Roma, 12 dic. (askanews) – Le gravi e ripetute violazioni dei diritti umani che continuano a verificarsi in Myanmar, per ultimo il bombardamento di un ospedale da parte dell’esercito del Myanmar che ha causato la morte di 33 civili tra cui un neonato e il ferimento di altre 80 persone, “impongono all’Unione Europea una riflessione profonda sulla coerenza tra i valori che dichiara di difendere e le scelte che compie in materia di politica commerciale”. Così Coldiretti e Filiera Italia sui recenti sviluppi del conflitto interno, documentati da organizzazioni internazionali indipendenti.

In questo contesto, continuare a garantire accesso preferenziale al mercato europeo attraverso il regime EBA (Everything But Arms) che consente il riso a dazio zero, “solleva interrogativi non più rinviabili”. Il sistema di preferenze tariffarie nasce per favorire lo sviluppo economico e sociale dei Paesi meno avanzati, sottolineano Coldiretti e Filiera Italia, subordinando i benefici al rispetto di principi fondamentali, tra cui la tutela dei diritti umani, delle minoranze e del lavoro.
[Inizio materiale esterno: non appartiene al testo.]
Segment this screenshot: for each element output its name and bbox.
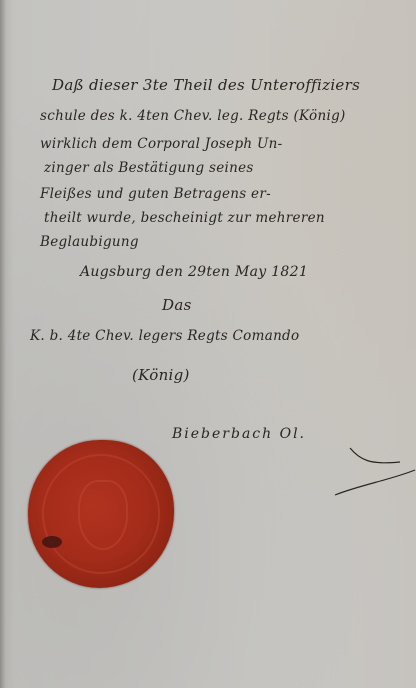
closing-word: Das [162,296,192,314]
regiment-name: (König) [132,366,190,384]
wax-seal [28,440,174,588]
binding-edge [0,0,6,688]
body-line-4: zinger als Bestätigung seines [44,160,254,176]
place-date: Augsburg den 29ten May 1821 [80,264,308,280]
body-line-1: Daß dieser 3te Theil des Unteroffiziers [52,76,360,94]
body-line-2: schule des k. 4ten Chev. leg. Regts (Kön… [40,108,346,124]
seal-crest-icon [78,480,128,550]
signature-flourish-icon [330,440,416,500]
unit-command: K. b. 4te Chev. legers Regts Comando [30,328,299,344]
body-line-3: wirklich dem Corporal Joseph Un- [40,136,283,152]
seal-blot [42,536,62,548]
body-line-5: Fleißes und guten Betragens er- [40,186,271,202]
signature: Bieberbach Ol. [172,426,306,442]
body-line-6: theilt wurde, bescheinigt zur mehreren [44,210,325,226]
body-line-7: Beglaubigung [40,234,139,250]
document-page: Daß dieser 3te Theil des Unteroffiziers … [0,0,416,688]
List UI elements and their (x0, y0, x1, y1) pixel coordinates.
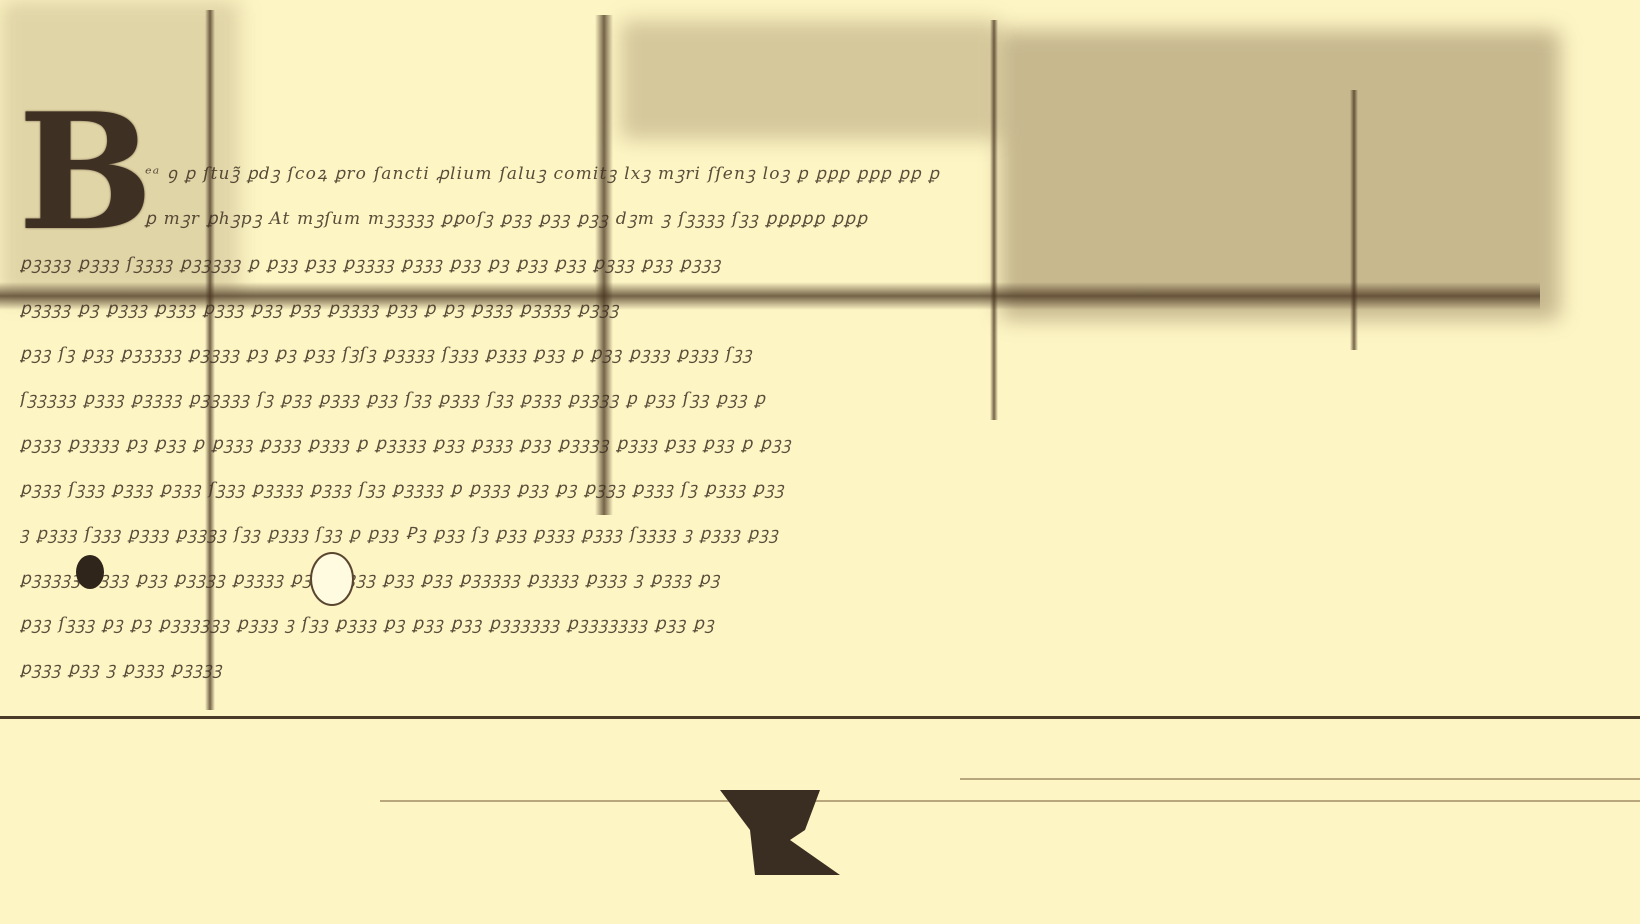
text-line: ꝫ ꝑꝫꝫꝫ ſꝫꝫꝫ ꝑꝫꝫꝫ ꝑꝫꝫꝫꝫ ſꝫꝫ ꝑꝫꝫꝫ ſꝫꝫ ꝑ ꝑꝫ… (20, 512, 1600, 557)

Condizioni che, in Myanmar, risultano sempre più disattese.

Le importazioni di riso a dazio zero “non stanno producendo benefici concreti per le popolazioni locali, né contribuiscono a un percorso reale di crescita economica”. Al contrario, aggiungono le due associazioni, rischiano di alimentare “un sistema produttivo opaco, nel quale trovano spazio pratiche inaccettabili come lo sfruttamento delle minoranze, il lavoro minorile e l’utilizzo di sostanze chimiche vietate da anni nell’Unione Europea”.